Post-secondary students feeling Waterloo housing crunch

Many university and college students in Waterloo say they are feeling the housing crunch when they’re looking for affordable rentals.

“My friend and I are looking for a place for next year, and if you want a two bedroom, two bathroom, nice spot, you are looking at least $1,000 [each per month],” one student tells CTV News.

Secondary market sites like Kijiji and Facebook Marketplace show cheap rooms, but are typically far from the university and less than desirable.

A nice room in the university district often starts around $1,000 per room.

“With the amount of students around Waterloo, everyone is trying to get the student housing close to the school, and the buildings take advantage of that by skyrocketing the prices,” another student tells CTV News.

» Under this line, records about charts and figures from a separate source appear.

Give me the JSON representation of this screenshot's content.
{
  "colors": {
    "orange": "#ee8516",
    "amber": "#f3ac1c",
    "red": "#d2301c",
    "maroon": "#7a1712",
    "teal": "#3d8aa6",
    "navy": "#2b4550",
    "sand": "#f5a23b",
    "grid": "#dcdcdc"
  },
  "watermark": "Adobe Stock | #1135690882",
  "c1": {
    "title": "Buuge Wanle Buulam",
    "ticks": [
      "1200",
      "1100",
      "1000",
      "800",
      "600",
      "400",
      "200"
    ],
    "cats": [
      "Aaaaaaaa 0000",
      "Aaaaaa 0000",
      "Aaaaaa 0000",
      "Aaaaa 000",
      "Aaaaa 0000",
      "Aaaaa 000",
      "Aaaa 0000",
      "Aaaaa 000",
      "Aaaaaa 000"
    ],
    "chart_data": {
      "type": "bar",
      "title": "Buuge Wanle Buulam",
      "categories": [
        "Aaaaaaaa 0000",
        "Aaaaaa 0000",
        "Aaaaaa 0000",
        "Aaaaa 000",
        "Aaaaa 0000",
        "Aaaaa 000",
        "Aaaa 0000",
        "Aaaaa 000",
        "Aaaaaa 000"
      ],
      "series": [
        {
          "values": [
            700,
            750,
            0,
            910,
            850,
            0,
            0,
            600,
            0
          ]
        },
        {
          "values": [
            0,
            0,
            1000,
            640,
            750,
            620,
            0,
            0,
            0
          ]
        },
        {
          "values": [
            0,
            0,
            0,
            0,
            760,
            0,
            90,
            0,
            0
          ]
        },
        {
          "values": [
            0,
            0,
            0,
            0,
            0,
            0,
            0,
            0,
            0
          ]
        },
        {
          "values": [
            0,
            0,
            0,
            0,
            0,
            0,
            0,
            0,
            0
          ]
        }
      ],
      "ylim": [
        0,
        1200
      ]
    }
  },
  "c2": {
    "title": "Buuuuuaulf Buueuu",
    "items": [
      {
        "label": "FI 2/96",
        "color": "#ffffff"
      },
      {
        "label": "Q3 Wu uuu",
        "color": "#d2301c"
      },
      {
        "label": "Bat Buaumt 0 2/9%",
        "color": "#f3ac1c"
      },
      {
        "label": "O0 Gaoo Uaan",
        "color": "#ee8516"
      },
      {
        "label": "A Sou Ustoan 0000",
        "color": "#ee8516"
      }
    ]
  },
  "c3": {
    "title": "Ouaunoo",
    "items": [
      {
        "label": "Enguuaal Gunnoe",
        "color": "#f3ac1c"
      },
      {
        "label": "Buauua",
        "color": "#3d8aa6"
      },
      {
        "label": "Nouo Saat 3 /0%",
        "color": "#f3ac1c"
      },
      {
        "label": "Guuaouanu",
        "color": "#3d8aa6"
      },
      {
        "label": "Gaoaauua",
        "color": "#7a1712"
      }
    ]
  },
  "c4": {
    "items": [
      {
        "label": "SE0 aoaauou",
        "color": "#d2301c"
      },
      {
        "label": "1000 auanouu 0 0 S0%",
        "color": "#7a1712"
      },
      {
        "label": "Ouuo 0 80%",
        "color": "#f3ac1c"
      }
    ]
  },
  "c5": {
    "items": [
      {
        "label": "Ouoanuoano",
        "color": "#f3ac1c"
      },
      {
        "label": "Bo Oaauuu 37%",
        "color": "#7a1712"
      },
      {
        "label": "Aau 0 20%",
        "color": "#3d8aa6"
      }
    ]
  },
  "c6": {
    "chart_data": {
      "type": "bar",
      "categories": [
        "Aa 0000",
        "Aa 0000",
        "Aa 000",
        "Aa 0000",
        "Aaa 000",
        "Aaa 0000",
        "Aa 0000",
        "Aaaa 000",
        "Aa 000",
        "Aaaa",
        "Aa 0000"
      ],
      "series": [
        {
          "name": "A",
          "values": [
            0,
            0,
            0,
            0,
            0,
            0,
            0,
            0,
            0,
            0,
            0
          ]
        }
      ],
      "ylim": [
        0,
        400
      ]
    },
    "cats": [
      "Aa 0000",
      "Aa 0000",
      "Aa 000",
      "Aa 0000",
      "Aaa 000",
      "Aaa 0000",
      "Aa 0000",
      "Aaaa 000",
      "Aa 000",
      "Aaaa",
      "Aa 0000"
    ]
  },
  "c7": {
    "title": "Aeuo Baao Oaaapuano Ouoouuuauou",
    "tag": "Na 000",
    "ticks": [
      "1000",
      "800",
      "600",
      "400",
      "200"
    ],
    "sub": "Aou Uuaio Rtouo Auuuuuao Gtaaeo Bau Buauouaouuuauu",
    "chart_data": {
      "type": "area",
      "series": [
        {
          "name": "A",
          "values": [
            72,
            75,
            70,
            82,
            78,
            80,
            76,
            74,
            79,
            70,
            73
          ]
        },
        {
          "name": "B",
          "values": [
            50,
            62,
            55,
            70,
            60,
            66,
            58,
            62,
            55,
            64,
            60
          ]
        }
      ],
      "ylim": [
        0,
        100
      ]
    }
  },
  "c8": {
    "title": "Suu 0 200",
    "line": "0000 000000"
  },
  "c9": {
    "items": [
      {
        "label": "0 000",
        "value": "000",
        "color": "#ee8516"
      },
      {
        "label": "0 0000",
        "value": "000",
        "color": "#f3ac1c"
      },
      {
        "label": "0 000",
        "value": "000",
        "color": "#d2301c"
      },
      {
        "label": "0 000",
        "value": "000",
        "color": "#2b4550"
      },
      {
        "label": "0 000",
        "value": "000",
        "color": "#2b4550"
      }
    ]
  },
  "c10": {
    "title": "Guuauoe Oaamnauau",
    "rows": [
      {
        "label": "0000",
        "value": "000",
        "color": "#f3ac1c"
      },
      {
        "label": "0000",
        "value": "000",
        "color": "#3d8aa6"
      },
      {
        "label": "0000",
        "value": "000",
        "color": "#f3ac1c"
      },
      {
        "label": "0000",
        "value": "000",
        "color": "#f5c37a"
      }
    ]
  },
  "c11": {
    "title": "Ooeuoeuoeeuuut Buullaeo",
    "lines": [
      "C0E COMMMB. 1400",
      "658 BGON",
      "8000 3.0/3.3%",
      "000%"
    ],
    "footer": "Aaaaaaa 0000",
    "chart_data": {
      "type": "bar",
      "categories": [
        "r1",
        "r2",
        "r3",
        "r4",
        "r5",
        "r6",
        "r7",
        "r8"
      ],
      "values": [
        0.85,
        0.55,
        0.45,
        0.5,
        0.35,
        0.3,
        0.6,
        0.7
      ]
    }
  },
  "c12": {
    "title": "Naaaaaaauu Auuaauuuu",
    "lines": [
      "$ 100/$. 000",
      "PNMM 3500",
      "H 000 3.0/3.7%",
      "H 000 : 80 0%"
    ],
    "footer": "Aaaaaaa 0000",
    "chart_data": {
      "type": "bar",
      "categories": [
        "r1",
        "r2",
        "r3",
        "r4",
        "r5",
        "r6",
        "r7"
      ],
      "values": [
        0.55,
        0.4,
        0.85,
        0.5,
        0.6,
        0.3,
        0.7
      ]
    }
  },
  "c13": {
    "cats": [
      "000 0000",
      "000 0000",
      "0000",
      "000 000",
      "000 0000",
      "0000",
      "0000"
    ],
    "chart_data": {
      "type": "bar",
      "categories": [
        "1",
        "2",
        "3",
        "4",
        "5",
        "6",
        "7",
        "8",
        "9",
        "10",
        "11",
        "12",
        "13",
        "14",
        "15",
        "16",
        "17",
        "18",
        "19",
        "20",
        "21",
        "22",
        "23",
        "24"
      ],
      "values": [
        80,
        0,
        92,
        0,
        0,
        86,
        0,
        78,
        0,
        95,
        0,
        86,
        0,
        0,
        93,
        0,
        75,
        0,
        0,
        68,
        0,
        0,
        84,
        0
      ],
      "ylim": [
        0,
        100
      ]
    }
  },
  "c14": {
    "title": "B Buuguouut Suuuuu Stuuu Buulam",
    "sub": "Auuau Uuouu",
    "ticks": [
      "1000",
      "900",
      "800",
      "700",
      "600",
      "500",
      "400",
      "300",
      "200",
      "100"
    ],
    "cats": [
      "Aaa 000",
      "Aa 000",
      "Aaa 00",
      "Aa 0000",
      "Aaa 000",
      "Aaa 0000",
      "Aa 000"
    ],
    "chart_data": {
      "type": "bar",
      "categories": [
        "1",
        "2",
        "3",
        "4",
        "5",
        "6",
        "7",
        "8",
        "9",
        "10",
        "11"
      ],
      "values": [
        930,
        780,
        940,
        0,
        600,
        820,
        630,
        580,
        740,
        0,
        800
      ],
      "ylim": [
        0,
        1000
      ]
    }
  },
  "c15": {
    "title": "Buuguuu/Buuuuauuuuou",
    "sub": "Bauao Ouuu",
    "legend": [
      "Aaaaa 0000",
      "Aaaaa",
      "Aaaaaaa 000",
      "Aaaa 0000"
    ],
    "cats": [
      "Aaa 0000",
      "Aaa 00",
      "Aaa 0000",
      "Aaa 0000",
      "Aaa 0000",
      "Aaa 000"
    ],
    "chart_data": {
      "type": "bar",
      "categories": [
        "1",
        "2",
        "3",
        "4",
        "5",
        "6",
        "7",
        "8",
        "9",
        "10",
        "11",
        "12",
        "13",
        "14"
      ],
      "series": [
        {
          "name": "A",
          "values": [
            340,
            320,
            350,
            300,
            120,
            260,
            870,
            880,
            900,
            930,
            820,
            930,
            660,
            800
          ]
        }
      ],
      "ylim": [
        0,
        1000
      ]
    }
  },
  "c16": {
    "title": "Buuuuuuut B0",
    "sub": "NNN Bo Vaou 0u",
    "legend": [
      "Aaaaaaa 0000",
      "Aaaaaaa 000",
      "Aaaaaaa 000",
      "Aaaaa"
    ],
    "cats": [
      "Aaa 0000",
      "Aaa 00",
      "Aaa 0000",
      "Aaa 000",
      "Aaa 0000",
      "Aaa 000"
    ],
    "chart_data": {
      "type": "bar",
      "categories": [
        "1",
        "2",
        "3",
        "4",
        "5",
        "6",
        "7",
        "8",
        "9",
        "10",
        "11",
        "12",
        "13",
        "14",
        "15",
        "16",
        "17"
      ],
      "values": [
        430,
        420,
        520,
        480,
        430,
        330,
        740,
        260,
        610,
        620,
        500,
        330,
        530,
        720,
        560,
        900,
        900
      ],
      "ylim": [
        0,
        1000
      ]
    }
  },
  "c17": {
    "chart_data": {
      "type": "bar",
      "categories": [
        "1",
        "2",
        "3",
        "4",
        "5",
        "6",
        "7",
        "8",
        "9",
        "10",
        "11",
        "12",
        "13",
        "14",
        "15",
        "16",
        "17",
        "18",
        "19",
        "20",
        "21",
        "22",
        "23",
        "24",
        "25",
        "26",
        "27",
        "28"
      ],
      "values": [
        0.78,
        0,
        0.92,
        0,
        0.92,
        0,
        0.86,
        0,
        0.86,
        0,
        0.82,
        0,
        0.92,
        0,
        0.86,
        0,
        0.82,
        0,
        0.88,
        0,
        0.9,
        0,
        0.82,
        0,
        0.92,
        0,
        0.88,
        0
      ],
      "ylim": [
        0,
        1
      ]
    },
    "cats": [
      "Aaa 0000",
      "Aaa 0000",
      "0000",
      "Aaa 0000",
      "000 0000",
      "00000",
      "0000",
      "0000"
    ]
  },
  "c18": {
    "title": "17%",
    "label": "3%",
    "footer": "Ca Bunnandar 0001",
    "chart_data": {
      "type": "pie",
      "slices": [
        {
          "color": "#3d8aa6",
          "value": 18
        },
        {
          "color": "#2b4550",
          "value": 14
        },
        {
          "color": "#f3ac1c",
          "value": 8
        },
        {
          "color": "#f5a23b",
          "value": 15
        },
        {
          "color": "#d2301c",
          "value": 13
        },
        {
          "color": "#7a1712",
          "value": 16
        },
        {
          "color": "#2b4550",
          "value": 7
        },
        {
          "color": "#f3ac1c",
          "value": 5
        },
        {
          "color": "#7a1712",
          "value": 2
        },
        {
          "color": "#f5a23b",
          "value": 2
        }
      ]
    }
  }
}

According to the Waterloo Region Association of Realtors (WRAR), the hot housing market is keeping more people renting for longer and straining the supply.

“Once people can’t afford to purchase, they do go back to that rental market,” said Megan Bell, president of WRAR. “That puts that demand on the rental market.”

Bell says that sometimes housing near the university that would typically go to students is instead going to families.

“Sometimes they are a little more sustainable or an easier tenant,” said Bell. “They are taking a family instead of students.”

Stepanie Ye-Mowe, the president of the University of Waterloo Students’ Association (WUSA), says the impact on students is bleeding into the classrooms.

“To have good mental health to focus on your school, to have to worry about paying for your next meal, or paying for rent, it takes a huge toll,” said Ye-Mowe. “I’ve seen cases where students live in Milton and will actually stay home and commute all the way here with GO Bus because they couldn’t find a place to live here.

“We aren’t normally a commuter school, but it seems like we are going in that direction with the way the housing market is now.”

Ye-Mowe says high costs have some students turning to food banks to make ends meet.

“We are seeing food security become a bigger issue,” said Ye-Mowe. “Our food bank, their food bank, have seen a triple in usage. They are supposed to be just an emergency usage.”

The University of Waterloo is offering to work with students in critical situations and provides a list for short-term and summer accommodations.

Wilfrid Laurier University has partnered with a listing provider to help connect students and landlords.